Es un hecho que se repite en todas las épocas de vacaciones: el abandono de mascotas. Los más “responsables” los acercan hasta un centro de acogida, a una sociedad protectora. Los más irresponsables los dejan en cualquier sitio con la altísima probabilidad de que mueran atropellados y con el consiguiente peligro de que provoquen un accidente de fatales consecuencias. En este segundo día de verano he recordado una crónica que escuché, hace unos cuantos años, a Vicente Romero en Radio Nacional de España y que paso a reproducir para compartir con todos.
El único que volvió a casa
Vicente Romero 30/5/2006
Se aproxima otra época de abandono de perros. Centenares de cachorros que llegaron a cientos de hogares como regalo de Navidad o Reyes, serán abandonados por sus irresponsables propietarios cuando se produzca la fuga masiva por vacaciones que empieza ya a planearse en éstos días calurosos que invitan a pensar en el veraneo. Por eso, seguramente, un oyente tan amigo de los perros como yo me recuerda aquella canción del inmortal Georges Brassens, que décadas atrás ya se quejaba del abandono masivo de mascotas en Francia. Brassens pedía a sus dueños que no los abandonaran en la carretera número siete, a lo largo del Rhône. Y, sabiendo que su súplica era inútil, añadía con extraordinaria dureza no importa que esa gentuza se empotre contra un árbol; de todos modos, como no tienen alma... A propósito de todo esto, voy a narrar una historia que me han contado. Que ocurrió semanas atrás en un barrio del sur de Madrid, pero bien podría ser un cuento con moraleja a lo Brassens.
La pasada Semana Santa, cuando se produjo el inevitable éxodo masivo hacia las costas, un matrimonio con dos hijos decidió --como tantos otros-- librarse de ese estorbo que el perro representaba para sus vacaciones. Una noche, a solas, marido y mujer hablaron de cómo hacerlo. Sabían que los niños lo echarían de menos. Pero les dirían que se había escapado. Fingirían buscarlo, para tranquilizarlos, y les dirían que seguro que alguien lo recoge, ya que es tan mono y tan cariñoso. Después, confiaban en que la diversión en la playa les ayudaría a olvidarlo. Así, un par de días antes de emprender su ansiado viaje a Cullera, subieron al perro en el coche y se alejaron una decena de kilómetros, hasta otra ciudad dormitorio. Sin alejarse demasiado de la autopista, abrieron la puerta y empujaron al pobre animal con la seguridad de que no volverían a verlo. Si tenía suerte, encontraría otro hogar --se dijeron-- si no, acabaría hecho un guiñapo ensangrentado en el arcén de la carretera. ¡Qué más da! Una obligación menos, un gasto menos, una responsabilidad menos... Arrancaron y aceleraron, sin volver la vista atrás para no contemplar como el perro corría inútilmente detrás del coche, incapaz de entender aquella traición.

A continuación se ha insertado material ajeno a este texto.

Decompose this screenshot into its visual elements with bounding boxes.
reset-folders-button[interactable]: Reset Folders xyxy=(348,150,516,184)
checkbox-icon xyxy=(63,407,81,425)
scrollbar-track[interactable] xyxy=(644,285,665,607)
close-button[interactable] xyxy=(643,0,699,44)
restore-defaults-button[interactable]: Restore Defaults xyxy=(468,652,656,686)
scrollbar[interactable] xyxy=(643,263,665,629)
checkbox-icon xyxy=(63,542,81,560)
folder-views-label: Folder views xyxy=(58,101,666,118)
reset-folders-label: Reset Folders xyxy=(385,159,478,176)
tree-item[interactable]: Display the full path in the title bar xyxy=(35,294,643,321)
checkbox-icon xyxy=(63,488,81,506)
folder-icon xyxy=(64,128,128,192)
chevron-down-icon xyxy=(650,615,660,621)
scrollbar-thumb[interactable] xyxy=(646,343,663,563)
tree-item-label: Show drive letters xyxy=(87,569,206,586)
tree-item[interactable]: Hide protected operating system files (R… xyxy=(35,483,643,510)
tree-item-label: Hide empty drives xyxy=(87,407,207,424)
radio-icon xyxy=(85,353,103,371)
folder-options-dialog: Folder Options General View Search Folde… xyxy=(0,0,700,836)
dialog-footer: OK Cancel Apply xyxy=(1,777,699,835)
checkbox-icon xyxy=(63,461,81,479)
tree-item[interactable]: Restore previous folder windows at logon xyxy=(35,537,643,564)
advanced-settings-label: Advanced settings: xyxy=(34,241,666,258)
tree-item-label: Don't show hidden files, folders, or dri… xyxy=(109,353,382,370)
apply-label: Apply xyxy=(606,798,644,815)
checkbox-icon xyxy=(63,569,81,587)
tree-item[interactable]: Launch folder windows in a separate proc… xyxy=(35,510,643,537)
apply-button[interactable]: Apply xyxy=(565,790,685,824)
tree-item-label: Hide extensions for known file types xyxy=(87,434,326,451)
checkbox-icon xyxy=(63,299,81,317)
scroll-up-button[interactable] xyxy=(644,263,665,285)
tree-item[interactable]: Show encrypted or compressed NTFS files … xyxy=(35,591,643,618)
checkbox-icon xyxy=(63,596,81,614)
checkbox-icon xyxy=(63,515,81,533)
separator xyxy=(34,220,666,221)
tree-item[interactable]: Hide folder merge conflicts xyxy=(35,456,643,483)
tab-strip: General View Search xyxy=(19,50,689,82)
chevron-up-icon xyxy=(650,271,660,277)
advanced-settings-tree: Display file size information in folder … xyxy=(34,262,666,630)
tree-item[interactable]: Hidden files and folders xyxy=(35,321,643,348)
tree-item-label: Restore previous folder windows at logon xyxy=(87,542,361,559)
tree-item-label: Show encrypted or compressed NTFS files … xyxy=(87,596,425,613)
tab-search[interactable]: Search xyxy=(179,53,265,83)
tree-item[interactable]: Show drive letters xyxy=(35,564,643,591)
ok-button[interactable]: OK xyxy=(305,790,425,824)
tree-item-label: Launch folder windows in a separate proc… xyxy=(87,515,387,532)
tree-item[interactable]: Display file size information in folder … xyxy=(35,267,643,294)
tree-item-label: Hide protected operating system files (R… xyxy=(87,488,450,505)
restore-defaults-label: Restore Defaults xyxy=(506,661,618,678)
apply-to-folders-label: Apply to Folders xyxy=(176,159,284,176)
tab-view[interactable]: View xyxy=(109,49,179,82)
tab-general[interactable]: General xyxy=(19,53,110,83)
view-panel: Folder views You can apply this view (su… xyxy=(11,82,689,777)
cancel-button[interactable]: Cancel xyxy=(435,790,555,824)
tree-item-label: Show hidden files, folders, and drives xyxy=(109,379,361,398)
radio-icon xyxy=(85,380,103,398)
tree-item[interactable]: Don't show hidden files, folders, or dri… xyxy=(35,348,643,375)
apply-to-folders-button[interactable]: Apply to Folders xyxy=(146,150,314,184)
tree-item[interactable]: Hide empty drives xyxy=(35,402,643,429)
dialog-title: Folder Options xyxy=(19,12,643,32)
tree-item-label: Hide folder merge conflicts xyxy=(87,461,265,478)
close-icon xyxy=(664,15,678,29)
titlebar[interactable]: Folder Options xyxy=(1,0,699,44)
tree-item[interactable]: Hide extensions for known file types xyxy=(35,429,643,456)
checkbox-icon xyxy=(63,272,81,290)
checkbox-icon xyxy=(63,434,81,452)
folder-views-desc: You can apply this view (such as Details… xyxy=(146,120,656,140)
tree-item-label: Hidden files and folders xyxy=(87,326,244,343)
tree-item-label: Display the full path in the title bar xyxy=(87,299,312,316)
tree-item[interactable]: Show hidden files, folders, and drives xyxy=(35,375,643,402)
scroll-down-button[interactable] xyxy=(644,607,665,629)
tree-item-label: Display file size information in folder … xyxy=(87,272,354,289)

Dicen los vecinos de esa familia --de esa gentuza, diría Brassens-- que a primera hora de la tarde del viernes previo a Semana Santa, cuando el padre regresó de su oficina, llenaron el coche de trastos playeros, le pidieron a alguien que echara un vistazo a su casa, y se despidieron hasta el domingo de Resurección. Cuentan también que el martes santo, el perrillo volvió a su casa. Sucio, maltrecho, se sentó en el portal a esperar que alguien le abriese el paso. Sin saber qué hacer, los vecinos le pusieron un cuenco con agua bajo las escaleras y le bajaron algo de comer, día tras día, esperando que sus amos regresaran. Pero pasó el domingo y no aparecieron. El lunes supieron que jamás volverían: se habían matado, el matrimonio y sus dos hijos, cuando emprendían el viaje de vuelta. Su piso sigue cerrado desde entonces. El perro vive enfrente, y sus nuevos amos se conmueven al explicar que, cada vez que lo sacan a pasear, todavía olisquea la puerta de lo que fue su casa y gime con una pena profunda.
2 comentarios:
Maravillosa historia! Tristisima pero bellisima (perdon, nunca pongo los acentos en las palabras pero a estas se los pondria por lo bella de la historia)
Muchas gracias Gera por tu comentario.